In my wealthy suburban hometown, dads are getting high on the golf course on Sunday afternoons, and the cannabis industry is catching on. High-end dispensaries are popping up all over the country, but do we really need this kind of industry gentrification when there are thousands of marginalized individuals incarcerated for simple possession?
A recently published New York Times article, "High Design: The Revolution Taking Over Cannabis Dispensaries," captures the luxury cannabis industry's growth perfectly. Informal dealers and back alley dispensaries no longer meet the wants and needs of the growing demographic of cannabis users. Many dispensaries are now focusing on modern decor and a soothing customer experience.
The Green Qween, a dispensary in Los Angeles, looks more like a museum than a dispensary, complete with glass display cases. Taylor Bazley, one of the owners, told the New York Times, “This is a place to look and learn. A lot of (the) brands are very new, and we’re hoping to create fun moments of consumer discovery.”
While it’s fun to poke around an aesthetic dispensary and post it on your Instagram story while someone selects custom weed for you, the concept of elevating the cannabis-purchasing experience is classist.
Regardless of state legality, these dispensaries are sending the message that it’s okay for non-marginalized people (such as the country club dads I previously mentioned) to consume cannabis, but Black and brown people who are disproportionately incarcerated for possession are criminals.

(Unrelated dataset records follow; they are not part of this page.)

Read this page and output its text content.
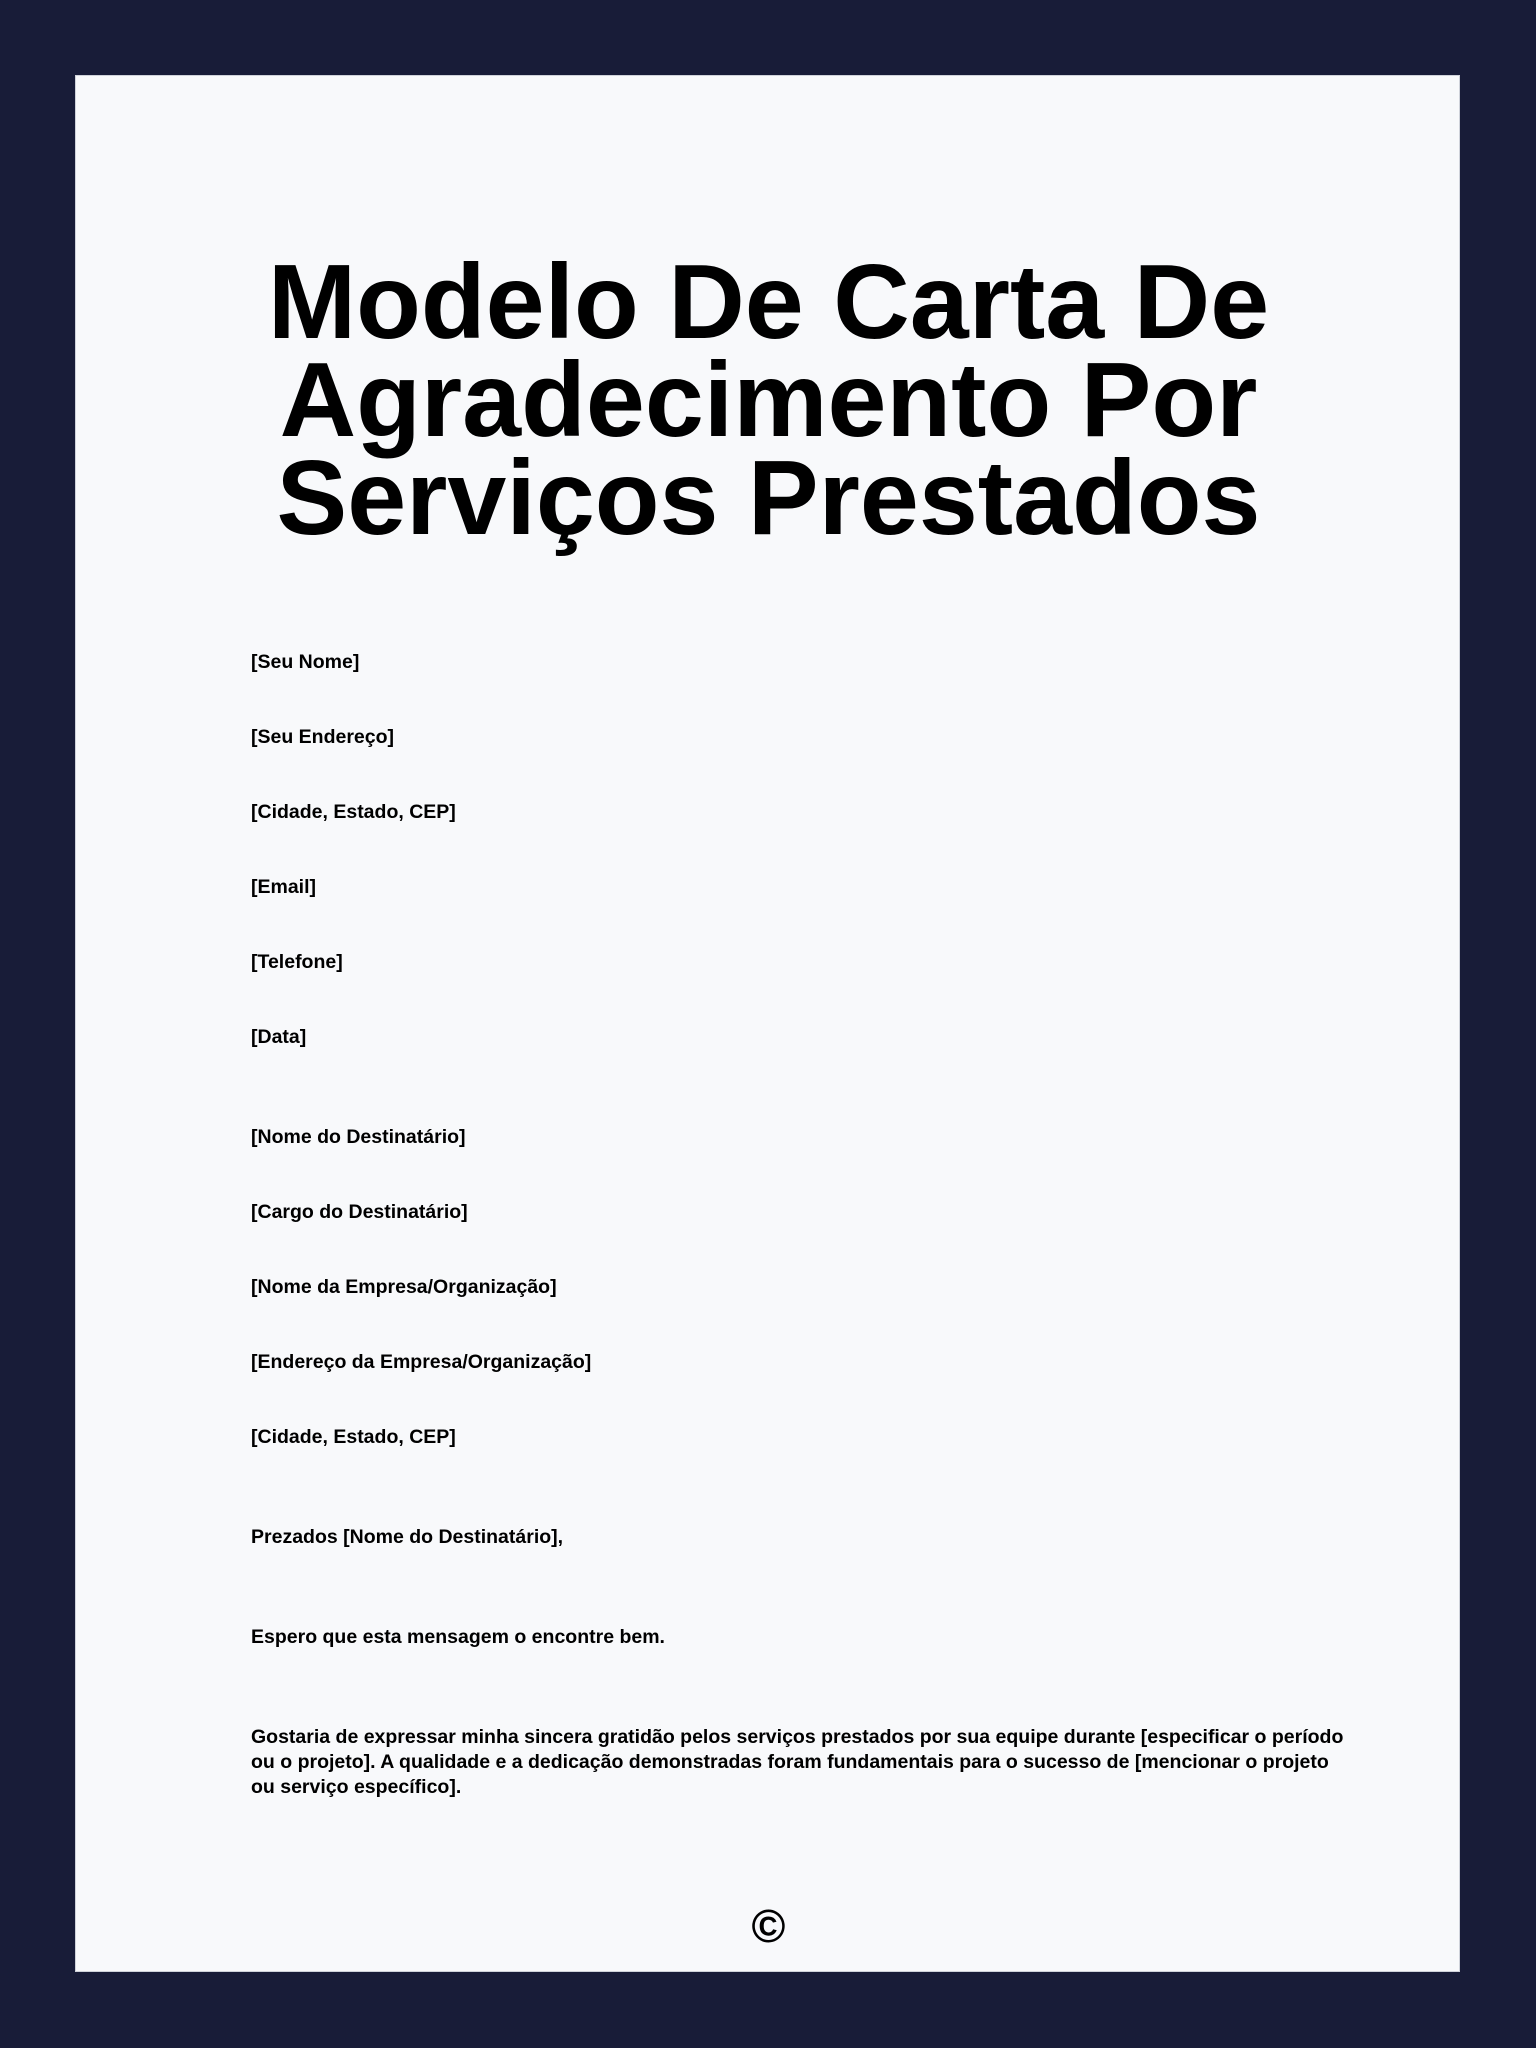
Modelo De Carta De Agradecimento Por Serviços Prestados

[Seu Nome]

[Seu Endereço]

[Cidade, Estado, CEP]

[Email]

[Telefone]

[Data]

[Nome do Destinatário]

[Cargo do Destinatário]

[Nome da Empresa/Organização]

[Endereço da Empresa/Organização]

[Cidade, Estado, CEP]

Prezados [Nome do Destinatário],

Espero que esta mensagem o encontre bem.

Gostaria de expressar minha sincera gratidão pelos serviços prestados por sua equipe durante [especificar o período ou o projeto]. A qualidade e a dedicação demonstradas foram fundamentais para o sucesso de [mencionar o projeto ou serviço específico].

©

According to the American Civil Liberties Union, white people and Black people use cannabis at roughly the same rate, but Black people are nearly four times more likely to be arrested for marijuana possession. In Iowa, Washington, D.C., Minnesota and Illinois, Black users were 7.5 to 8.5 times more likely to be arrested for marijuana possession than white users. Unfortunately, over-policing aimed at communities of color is a major factor in the disproportionate arrests, as seen in these statistics.
Cannabis reformers, such as New Yorker Dasheeda Dawson, want to use these statistics to propel a legitimization of the cannabis industry for the protection of these vulnerable communities. She leads Cannabis NYC, a city effort to support cannabis entrepreneurs and provide regulation. She has become an advocate for marijuana legalization, hoping to use it to reduce health disparities and repair the damage of mass criminalization.
So, while people like famous actor Woody Harrelson are opening Earth-themed sensual dispensaries to make money and take advantage of the movement, people like Dasheeda Dawson are fighting for true reform because they have witnessed the effects of biased marijuana-related violence.
Marijuana decriminalization is a common interest, but elevating the industry distracts from the discriminatory nature of drug arrests.